On the corner of San Diego and Alonso de Ovallle, in the heart of downtown Santiago, a group of approximately 60 Chinese immigrants has installed shops in what could become a small Chinatown or, as Chileans have come to call it, the Chinese Mall. Almost four years after arriving in the country, these merchants continue to adapt and to take advantage of the economic opportunities that led them to travel to Chile.
The first of the 54 Chinese-owned shops located on the second floor of the Multicentro Alonso de Ovalle were set up in February 2006. The vast majority of the merchants come from the port of Wenzhou, south of Shanghai. “Most of us come from the city, but a few come from the countryside, the interior,” says Li Ji, a young 26-year-old woman who owns a small bazaar that sells Christmas ornaments. Li is among those who are most fluent in Spanish: “It is easier for the younger people to learn,” she affirms, while the older shopkeepers memorize the prices of their products in Spanish so they can tend to their customers.
Like the majority of the people who opened shops in the Chinese Mall, Li Ji settled down in Chile because of the economic opportunities it offers compared to overpopulated China. “Over there you have many big factories and many businesses selling the same thing, meaning that competition is very fierce. It is different here in Chile; it is a new market for us,” she explains.

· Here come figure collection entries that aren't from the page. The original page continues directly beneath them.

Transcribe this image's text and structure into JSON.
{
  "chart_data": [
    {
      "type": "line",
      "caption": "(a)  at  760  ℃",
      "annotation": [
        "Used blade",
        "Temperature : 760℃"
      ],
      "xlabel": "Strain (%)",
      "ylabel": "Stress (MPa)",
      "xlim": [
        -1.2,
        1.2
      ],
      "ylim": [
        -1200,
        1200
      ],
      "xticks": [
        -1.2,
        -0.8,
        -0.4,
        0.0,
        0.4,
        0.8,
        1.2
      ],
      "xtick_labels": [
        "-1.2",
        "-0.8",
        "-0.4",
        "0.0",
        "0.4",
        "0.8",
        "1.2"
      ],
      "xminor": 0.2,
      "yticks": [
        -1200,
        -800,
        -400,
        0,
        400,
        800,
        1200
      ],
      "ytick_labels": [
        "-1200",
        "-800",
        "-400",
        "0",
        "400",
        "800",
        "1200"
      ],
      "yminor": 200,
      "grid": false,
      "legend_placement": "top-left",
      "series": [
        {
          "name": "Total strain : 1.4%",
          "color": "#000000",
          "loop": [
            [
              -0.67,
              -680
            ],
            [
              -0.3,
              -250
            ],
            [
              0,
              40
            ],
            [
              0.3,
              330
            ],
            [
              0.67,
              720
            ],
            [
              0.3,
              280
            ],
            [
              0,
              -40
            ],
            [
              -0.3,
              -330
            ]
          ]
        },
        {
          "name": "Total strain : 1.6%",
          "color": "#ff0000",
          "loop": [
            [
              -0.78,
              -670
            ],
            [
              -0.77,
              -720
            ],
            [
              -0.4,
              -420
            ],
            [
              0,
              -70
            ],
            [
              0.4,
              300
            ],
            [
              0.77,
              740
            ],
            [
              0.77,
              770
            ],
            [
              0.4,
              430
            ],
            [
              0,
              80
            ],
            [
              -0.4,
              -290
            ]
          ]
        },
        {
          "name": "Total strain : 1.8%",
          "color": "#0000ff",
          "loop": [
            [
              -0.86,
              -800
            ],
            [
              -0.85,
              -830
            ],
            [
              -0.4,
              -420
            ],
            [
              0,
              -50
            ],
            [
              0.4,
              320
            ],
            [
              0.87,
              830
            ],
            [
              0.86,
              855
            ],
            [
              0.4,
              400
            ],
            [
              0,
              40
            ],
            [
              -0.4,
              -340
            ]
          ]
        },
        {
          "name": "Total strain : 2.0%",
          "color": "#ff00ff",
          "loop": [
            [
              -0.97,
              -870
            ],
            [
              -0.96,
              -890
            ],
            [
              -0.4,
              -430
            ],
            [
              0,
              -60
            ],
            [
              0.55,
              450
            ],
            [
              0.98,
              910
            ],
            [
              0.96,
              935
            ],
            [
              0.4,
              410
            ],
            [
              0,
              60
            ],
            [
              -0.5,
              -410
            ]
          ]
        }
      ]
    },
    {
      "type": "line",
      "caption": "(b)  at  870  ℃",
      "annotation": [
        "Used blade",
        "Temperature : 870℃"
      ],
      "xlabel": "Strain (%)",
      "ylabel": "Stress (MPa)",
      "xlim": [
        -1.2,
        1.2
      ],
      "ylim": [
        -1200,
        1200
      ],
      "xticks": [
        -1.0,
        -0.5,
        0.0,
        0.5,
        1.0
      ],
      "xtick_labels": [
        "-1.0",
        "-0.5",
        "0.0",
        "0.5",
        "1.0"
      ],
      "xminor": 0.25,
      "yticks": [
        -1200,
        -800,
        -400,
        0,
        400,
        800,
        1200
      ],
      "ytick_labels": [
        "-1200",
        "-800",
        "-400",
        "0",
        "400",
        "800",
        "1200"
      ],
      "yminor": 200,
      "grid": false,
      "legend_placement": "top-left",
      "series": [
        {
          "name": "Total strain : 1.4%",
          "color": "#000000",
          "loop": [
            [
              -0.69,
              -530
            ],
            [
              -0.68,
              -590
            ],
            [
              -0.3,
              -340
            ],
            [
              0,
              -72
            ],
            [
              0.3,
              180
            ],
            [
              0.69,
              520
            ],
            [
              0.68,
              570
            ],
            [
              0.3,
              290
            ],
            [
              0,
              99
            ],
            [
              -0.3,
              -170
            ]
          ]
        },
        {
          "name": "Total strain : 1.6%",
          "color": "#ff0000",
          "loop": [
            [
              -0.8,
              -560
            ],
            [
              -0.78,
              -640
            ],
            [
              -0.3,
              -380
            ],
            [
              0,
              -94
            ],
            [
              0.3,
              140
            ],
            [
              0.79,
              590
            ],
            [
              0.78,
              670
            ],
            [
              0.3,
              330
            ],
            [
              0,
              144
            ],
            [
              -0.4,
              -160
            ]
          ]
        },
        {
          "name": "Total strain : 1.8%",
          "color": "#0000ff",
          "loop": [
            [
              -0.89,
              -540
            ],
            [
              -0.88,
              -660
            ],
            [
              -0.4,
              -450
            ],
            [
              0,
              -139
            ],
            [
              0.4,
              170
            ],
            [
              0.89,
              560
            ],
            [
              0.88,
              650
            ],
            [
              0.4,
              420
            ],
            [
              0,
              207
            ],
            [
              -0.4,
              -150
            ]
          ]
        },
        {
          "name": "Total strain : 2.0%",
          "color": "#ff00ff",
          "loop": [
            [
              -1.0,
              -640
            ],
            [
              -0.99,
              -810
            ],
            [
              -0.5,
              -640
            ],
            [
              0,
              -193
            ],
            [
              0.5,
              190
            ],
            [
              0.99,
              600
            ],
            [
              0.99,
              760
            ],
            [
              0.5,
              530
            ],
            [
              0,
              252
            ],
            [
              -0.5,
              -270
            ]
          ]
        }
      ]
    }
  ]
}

The Multicentro Alonso de Ovalle involved a US$20 million investment and currently offers countless products at low prices, from clothes to decorations and electronic goods, almost all from China and Taiwan. Ji Rubin (or Miguel, as he has Chileans call him), one of the merchants here, says that they offer quality at lower prices. “That is our advantage and how we want to come into the Chilean market,” he says.
Chile signed a Free Trade Agreement (FTA) with China in 2005, the first of its kind between an Asian and a Latin American country. Exports to China doubled during the first year of trade liberalization, while imports grew by 40%, which has catapulted China into the position of Chile’s main trade partner with close to 20% of exports, thus displacing the United States.
As almost everywhere in the world, all Chilean cities boast a Chinese restaurant. Both the Chinese and the Taiwanese have formed numerous communities across the country, with over 10,000 members each. At any rate, there is a long history of Asian immigration to Chile. The first Chinese people arrived in the northern part of the country to work in the nitrate mines during the 19th century, forming large groups in northern cities like Iquique and Antofagasta, which exist to this day.
Jui Fen Zhang comes from Taiwan. He has been in Chile for 13 years and speaks perfect Spanish, which is why he acts as spokesman for the Chinese community in San Diego. “I came to Chile to study to become an interpreter. The decision to come and stay here was my father’s, who wanted a change of atmosphere,” he says. Jui says that after retiring his father wanted to live in a place that was “calmer and more relaxed,” and that he thought about crossing the Pacific Ocean because of a friend who lived in South America. After visiting Argentina, Ecuador, Peru and Chile, he decided to settle in Santiago “because of the stability and security it offers.”
Jiu, whose Spanish name is Elena, adds that “after living in Chile we realized that the country was experiencing positive development and always progressing,” which provides new opportunities for the rest of the family. In fact, that is the case with Jiu, who works in the Chinese Mall. “The people who come now are attracted by the good business deals that can be done in Chile,” she says. “And there is no better letter of presentation than that.”